Personal choices and circumstances also play a role in elderly clients not dying in their own homes. Some individuals may have limited social support networks or living arrangements that make home-based care challenging or impractical (harsch .additionally, individuals with complex medical conditions or symptoms may require advanced medical interventions that are more easily accessible in healthcare facilities (cherny). Fear or anxiety related to dying at home and the potential burden it may place on family members can also influence the decision to pursue institutionalized care.
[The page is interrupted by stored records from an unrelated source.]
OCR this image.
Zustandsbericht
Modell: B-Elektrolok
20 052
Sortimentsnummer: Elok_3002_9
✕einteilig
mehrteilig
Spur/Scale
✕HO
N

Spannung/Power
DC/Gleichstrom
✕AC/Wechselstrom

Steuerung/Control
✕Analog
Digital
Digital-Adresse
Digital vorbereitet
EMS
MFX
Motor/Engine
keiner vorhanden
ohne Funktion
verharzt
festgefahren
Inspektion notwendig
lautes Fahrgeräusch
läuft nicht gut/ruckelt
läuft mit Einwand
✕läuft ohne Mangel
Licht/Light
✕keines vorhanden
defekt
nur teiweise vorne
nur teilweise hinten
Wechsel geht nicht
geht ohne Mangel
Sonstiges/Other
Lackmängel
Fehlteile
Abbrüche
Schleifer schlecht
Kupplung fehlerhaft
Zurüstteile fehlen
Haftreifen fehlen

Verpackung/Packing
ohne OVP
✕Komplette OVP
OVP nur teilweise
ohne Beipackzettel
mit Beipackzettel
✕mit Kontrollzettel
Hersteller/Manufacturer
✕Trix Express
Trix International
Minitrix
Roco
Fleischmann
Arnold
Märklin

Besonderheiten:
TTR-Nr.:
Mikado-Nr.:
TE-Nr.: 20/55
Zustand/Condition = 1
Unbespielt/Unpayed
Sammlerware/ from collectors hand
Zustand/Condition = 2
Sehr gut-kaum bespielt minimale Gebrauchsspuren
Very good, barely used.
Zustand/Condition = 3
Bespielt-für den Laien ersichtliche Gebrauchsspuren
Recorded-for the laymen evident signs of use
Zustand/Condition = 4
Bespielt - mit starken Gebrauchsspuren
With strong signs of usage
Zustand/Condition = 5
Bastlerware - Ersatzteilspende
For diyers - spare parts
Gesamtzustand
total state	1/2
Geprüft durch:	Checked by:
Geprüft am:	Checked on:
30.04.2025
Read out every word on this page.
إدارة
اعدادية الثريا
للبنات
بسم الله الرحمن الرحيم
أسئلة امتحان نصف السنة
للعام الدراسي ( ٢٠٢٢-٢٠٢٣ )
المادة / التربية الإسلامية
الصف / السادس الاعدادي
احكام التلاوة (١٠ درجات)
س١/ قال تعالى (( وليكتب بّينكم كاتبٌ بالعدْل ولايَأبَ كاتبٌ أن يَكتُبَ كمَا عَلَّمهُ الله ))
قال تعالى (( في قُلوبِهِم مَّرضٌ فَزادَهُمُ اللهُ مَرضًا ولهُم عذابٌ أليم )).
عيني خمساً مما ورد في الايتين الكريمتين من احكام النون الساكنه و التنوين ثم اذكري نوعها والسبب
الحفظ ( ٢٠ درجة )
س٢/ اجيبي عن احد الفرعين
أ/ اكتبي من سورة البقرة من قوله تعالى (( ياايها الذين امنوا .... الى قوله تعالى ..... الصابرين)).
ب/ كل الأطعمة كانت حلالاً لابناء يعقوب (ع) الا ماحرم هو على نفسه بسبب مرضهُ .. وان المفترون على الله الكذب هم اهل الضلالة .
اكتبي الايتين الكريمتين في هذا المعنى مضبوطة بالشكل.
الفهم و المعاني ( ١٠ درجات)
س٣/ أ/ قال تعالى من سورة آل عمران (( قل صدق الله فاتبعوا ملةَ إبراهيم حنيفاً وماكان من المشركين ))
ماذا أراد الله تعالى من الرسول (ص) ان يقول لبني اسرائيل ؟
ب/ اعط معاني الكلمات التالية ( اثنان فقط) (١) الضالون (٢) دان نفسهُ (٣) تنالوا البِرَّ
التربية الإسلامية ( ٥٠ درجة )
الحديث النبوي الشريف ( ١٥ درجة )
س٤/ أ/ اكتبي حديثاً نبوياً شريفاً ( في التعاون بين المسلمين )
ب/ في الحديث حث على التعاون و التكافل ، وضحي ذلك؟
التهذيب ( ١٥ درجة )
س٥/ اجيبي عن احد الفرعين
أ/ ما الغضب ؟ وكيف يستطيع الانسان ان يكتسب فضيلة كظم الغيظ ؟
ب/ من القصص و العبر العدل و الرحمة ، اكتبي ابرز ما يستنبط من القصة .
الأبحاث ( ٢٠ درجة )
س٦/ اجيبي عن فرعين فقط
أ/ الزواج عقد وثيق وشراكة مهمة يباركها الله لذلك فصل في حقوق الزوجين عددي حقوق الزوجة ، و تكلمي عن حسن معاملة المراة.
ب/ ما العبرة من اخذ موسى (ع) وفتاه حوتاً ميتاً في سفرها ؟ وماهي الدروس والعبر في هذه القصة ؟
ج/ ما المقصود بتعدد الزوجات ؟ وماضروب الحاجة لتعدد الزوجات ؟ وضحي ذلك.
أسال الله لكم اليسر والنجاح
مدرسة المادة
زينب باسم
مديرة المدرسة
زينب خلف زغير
Role of Nurses in Supporting Clients’ Preferences

Nurses play a crucial role in supporting clients’ preferences regarding their end-of-life care. By incorporating evidence-based practice, nurses can both advocate for and educate clients and families about the available options for end-of-life care, including the possibility of dying at home. Nurses can help bridge the gap between institutionalized care settings and home care by facilitating discussions and collaborations between clients, their families, and healthcare providers (taylor). Additionally, nurses can provide comprehensive assessments and ongoing monitoring to ensure that clients receive personalized care that aligns with their wishes and goals (stajduhar). By practicing culturally sensitive care, nurses can respect the diverse beliefs and traditions surrounding death and dying, and support clients in making informed decisions (mannix).


The trend of elderly clients not dying in their own homes is influenced by various factors, including systemic factors, cultural beliefs and traditions, and personal choices and circumstances. Addressing this trend requires a multifaceted approach that encompasses changes at the systemic level, cultural awareness and sensitivity, and person-centered care. Nurses have a critical role in advocating for and supporting clients’ end-of-life care preferences. By integrating evidence-based practice and providing comprehensive assessments, education, and emotional support, nurses can empower clients to make informed decisions and ensure that their end-of-life wishes are honored. Through collaboration with clients, families, and healthcare professionals, nurses can work towards improving end-of-life care outcomes and enhancing the quality of life for elderly clients.